When it comes to the question of who to tip, an easy way to decipher this is based on which staff earns an hourly wage. According to etiquette experts, you’re not expected to provide gratuity to salaried employees (although, it’s your prerogative to offer a tip if you feel they went above and beyond to help you).

One thing to keep in mind: tipping etiquette experts never advise you forego tipping on account of poor service. Instead, if the service was truly egregious, consider tipping on the low end (e.g. 15%, and if you’re really miffed, the lowest 10%) and speak to the manager about your experience. 

How much to tip when on vacation

While you’re on vacation, you’ll encounter a few people along the way who continuously work to make your trip the best it can be. These people can span from hotel housekeepers to your rainforest hiking guide.

The following breakdown is from the Smarter Travel Tipping guide as well as etiquette experts. It can help you decide how much to tip across different service staff:

Hotels

  • Valet: $2-5 on delivery of your vehicle

  • Bellhop: $1-2 per bag

  • Concierge: $5-10 per request; $10-20 for special service; no tip necessary for simple suggestions, like a nearby coffee shop or directions

  • Doorman: $1-2 per bag

  • Housekeeping: $3-5 daily, more if you left the place a disaster

  • Room service: $1-3, plus 15% to 20% of the bill

Transportation

  • Curbside baggage check: $1-2 per bag

  • Airport shuttles: $1-2 per person

  • Taxi or rideshare drivers: 10% to 20% of the fare

Dining

  • Waiter: 15% to 20% of the bill

  • Bartender: $1 per drink or 10% to 20% of the bar tab

  • Maitre d’: $5-10

  • Sommelier: 10% to 20% of the wine bill

  • Coatroom attendant: $1-2 per coat

  • Bathroom attendant: $1 per visit

Activities

  • Tour guide: 10% to 20% of the tour price

  • Tour bus driver: $1-3 daily

  • Spa services: 15% to 20% of the bill

  • Caddies: $15-25 per person

When you run your final tipping calculation after your vacation, you might be surprised at how much went into expressing gratitude for the great service you received. Before handing out tips, it’s good practice to check whether gratuity was automatically added to your service. If you or your party were already charged gratuity, there’s no expectation to add an additional tip unless you feel it’s particularly deserved.

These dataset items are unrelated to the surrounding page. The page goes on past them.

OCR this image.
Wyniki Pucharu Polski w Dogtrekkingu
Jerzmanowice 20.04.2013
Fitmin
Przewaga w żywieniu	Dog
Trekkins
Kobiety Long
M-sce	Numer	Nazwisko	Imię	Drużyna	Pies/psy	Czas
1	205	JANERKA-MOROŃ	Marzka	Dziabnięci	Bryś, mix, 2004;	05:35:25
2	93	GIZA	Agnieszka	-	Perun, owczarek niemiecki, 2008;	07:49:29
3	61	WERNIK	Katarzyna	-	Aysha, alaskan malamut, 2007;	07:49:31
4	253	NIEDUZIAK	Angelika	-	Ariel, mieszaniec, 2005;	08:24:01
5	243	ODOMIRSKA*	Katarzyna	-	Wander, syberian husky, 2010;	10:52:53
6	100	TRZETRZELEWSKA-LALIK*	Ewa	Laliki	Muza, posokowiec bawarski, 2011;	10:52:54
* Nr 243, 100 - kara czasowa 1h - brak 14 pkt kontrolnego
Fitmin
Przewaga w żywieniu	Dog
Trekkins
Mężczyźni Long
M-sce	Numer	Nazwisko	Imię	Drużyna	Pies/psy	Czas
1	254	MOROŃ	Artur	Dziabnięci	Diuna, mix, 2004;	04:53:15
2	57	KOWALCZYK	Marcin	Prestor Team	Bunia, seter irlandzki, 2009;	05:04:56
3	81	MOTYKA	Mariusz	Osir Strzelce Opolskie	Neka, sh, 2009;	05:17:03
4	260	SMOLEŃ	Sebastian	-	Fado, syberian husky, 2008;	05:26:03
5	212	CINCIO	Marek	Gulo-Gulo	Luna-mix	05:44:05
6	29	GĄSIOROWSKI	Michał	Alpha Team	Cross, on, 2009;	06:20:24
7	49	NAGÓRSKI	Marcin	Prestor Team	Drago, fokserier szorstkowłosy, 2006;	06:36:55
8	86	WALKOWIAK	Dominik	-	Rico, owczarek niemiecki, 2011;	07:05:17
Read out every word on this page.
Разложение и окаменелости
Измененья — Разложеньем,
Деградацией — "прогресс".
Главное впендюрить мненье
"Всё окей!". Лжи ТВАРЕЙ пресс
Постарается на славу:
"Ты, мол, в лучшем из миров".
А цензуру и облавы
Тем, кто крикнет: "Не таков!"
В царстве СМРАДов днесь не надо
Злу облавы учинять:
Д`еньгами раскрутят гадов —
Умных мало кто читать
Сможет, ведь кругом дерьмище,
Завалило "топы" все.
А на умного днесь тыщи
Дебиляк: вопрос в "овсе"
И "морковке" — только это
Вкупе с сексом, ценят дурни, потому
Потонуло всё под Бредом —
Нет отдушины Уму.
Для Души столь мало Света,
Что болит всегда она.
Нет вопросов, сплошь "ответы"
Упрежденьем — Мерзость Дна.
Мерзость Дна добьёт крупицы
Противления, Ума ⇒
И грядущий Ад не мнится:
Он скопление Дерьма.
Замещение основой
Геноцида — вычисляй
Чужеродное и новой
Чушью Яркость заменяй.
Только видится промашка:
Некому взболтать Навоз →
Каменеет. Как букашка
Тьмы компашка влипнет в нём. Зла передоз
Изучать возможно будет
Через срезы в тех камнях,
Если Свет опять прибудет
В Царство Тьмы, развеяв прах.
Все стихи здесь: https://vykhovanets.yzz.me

Tipping etiquette when traveling abroad

U.S. tipping etiquette and expectations vary from state to state, but tipping customs can differ even more when traveling to another country. For good measure, consider researching the tourism website of the country you’re visiting to learn more about common practice around tipping.

When possible, it’s always best to tip in the local currency. This ensures that the full amount you’ve tipped goes to the staff, and not to currency exchange fees.

Practice Thoughtful Tipping 

At the end of the day, the figures above are simply a guide of what’s commonly suggested in the service industry. Ideally, you’ve planned your vacation budget to express gratitude for the team who’ve made your trip a success, but if you don’t have the means to adhere to these suggestions, don’t feel pressured to blow your budget.

Any token of appreciation, whether monetary or a thoughtful thank you note, can help make service staff feel appreciated.